The raid began on 13 August, the FBI told the local Rappahannock News, which first reported the story.
Simes, whose name was included more than 100 times in the 2019 Mueller report into Russian interference in the 2016 presidential election, told the paper he was out of the country and had not been notified about the search ahead of time. He was not aware he was the focus of any current law enforcement investigation, he said.
“I’m puzzled and concerned,” he said. “I have not seen a warrant. I was not contacted by any law enforcement or anyone else whatsoever.”
In an interview with Russian government-owned Sputnik News, Simes said on Friday that the raid “clearly is an attempt to intimidate, not only somebody from Russia, but just anyone who goes against official policies and particularly against the deep state”.
He added: “My suspicion is that instead of trying to get me to come to the United States and to interrogate me or even to arrest me, their real purpose is to make sure that I would not come back.”
Simes’s son, Dimitri Simes Jr, told Sputnik News that his father has not been in the United States since October 2022. “The Biden regime is terrified of being called out over Ukraine and Israel,” he tweeted on Friday.
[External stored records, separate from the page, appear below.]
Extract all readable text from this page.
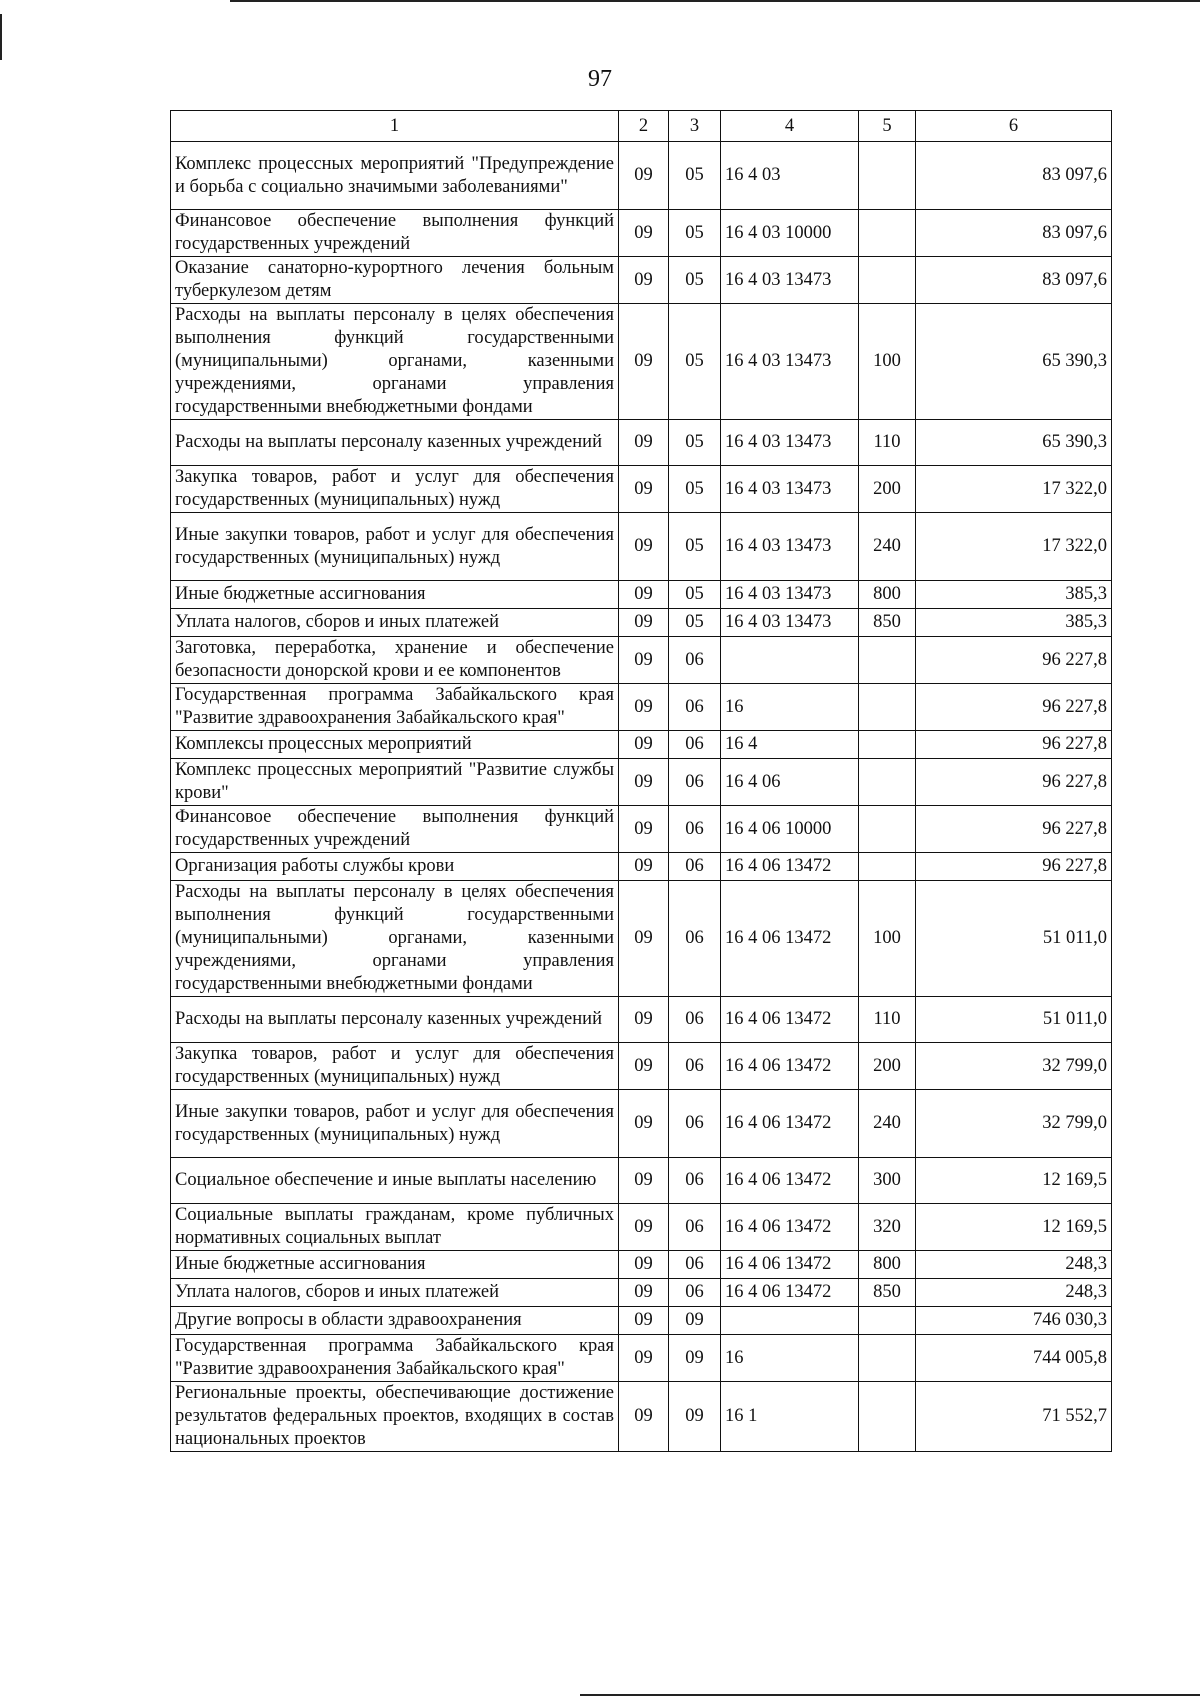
97
1	2	3	4	5	6
Комплекс процессных мероприятий "Предупреждение и борьба с социально значимыми заболеваниями"	09	05	16 4 03		83 097,6
Финансовое обеспечение выполнения функций государственных учреждений	09	05	16 4 03 10000		83 097,6
Оказание санаторно-курортного лечения больным туберкулезом детям	09	05	16 4 03 13473		83 097,6
Расходы на выплаты персоналу в целях обеспечения выполнения функций государственными (муниципальными) органами, казенными учреждениями, органами управления государственными внебюджетными фондами	09	05	16 4 03 13473	100	65 390,3
Расходы на выплаты персоналу казенных учреждений	09	05	16 4 03 13473	110	65 390,3
Закупка товаров, работ и услуг для обеспечения государственных (муниципальных) нужд	09	05	16 4 03 13473	200	17 322,0
Иные закупки товаров, работ и услуг для обеспечения государственных (муниципальных) нужд	09	05	16 4 03 13473	240	17 322,0
Иные бюджетные ассигнования	09	05	16 4 03 13473	800	385,3
Уплата налогов, сборов и иных платежей	09	05	16 4 03 13473	850	385,3
Заготовка, переработка, хранение и обеспечение безопасности донорской крови и ее компонентов	09	06			96 227,8
Государственная программа Забайкальского края "Развитие здравоохранения Забайкальского края"	09	06	16		96 227,8
Комплексы процессных мероприятий	09	06	16 4		96 227,8
Комплекс процессных мероприятий "Развитие службы крови"	09	06	16 4 06		96 227,8
Финансовое обеспечение выполнения функций государственных учреждений	09	06	16 4 06 10000		96 227,8
Организация работы службы крови	09	06	16 4 06 13472		96 227,8
Расходы на выплаты персоналу в целях обеспечения выполнения функций государственными (муниципальными) органами, казенными учреждениями, органами управления государственными внебюджетными фондами	09	06	16 4 06 13472	100	51 011,0
Расходы на выплаты персоналу казенных учреждений	09	06	16 4 06 13472	110	51 011,0
Закупка товаров, работ и услуг для обеспечения государственных (муниципальных) нужд	09	06	16 4 06 13472	200	32 799,0
Иные закупки товаров, работ и услуг для обеспечения государственных (муниципальных) нужд	09	06	16 4 06 13472	240	32 799,0
Социальное обеспечение и иные выплаты населению	09	06	16 4 06 13472	300	12 169,5
Социальные выплаты гражданам, кроме публичных нормативных социальных выплат	09	06	16 4 06 13472	320	12 169,5
Иные бюджетные ассигнования	09	06	16 4 06 13472	800	248,3
Уплата налогов, сборов и иных платежей	09	06	16 4 06 13472	850	248,3
Другие вопросы в области здравоохранения	09	09			746 030,3
Государственная программа Забайкальского края "Развитие здравоохранения Забайкальского края"	09	09	16		744 005,8
Региональные проекты, обеспечивающие достижение результатов федеральных проектов, входящих в состав национальных проектов	09	09	16 1		71 552,7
In another tweet, he added: “Elements of Biden regime are trying to disrupt any possibility for deescalation with Russia and plunge America into World War III.”
Simes, who was born in Moscow, emigrated to the United States in 1973. He served as an informal foreign policy adviser to President Richard Nixon before leading the Center for the National Interest for nearly three decades.
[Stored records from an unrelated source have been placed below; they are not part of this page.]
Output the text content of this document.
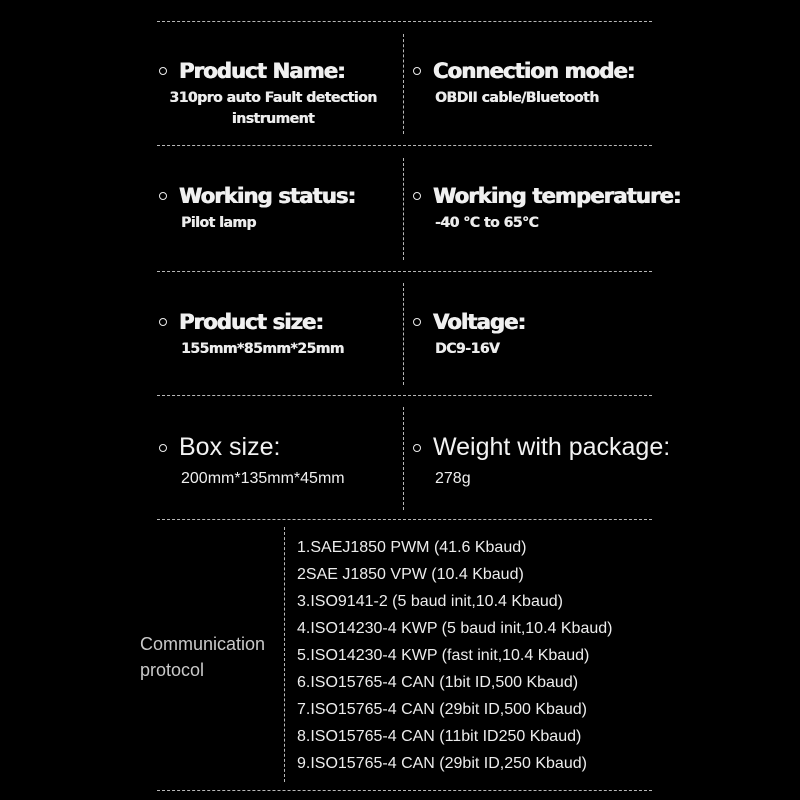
Product Name:
310pro auto Fault detection
instrument
Connection mode:
OBDII cable/Bluetooth
Working status:
Pilot lamp
Working temperature:
-40 °C to 65°C
Product size:
155mm*85mm*25mm
Voltage:
DC9-16V
Box size:
200mm*135mm*45mm
Weight with package:
278g
Communication
protocol
1.SAEJ1850 PWM (41.6 Kbaud)
2SAE J1850 VPW (10.4 Kbaud)
3.ISO9141-2 (5 baud init,10.4 Kbaud)
4.ISO14230-4 KWP (5 baud init,10.4 Kbaud)
5.ISO14230-4 KWP (fast init,10.4 Kbaud)
6.ISO15765-4 CAN (1bit ID,500 Kbaud)
7.ISO15765-4 CAN (29bit ID,500 Kbaud)
8.ISO15765-4 CAN (11bit ID250 Kbaud)
9.ISO15765-4 CAN (29bit ID,250 Kbaud)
After meeting Trump’s son-in-law Jared Kushner at a luncheon in honor of Henry Kissinger in March 2016, Simes began providing the Trump campaign with informal counsel on foreign policy, including advising on a speech Trump gave envisioning greater cooperation with Russia.
Simes and the Center for the National Interest featured prominently in the Mueller report, which cleared them of any wrongdoing. Around the same time, Simes underwent a Senate finance committee investigation into his contacts with Russian Central Bank official Alexander Torshin and Maria Butina, who was sentenced to 18 months in prison for trying to infiltrate US conservative groups before the 2016 election.
Last year, Simes moderated a conversation with Russian president Vladimir Putin at the St Petersburg international economic forum. And in June, Simes participated in a closed-door meeting with Putin, the state-owned Russian news agency Tass reported.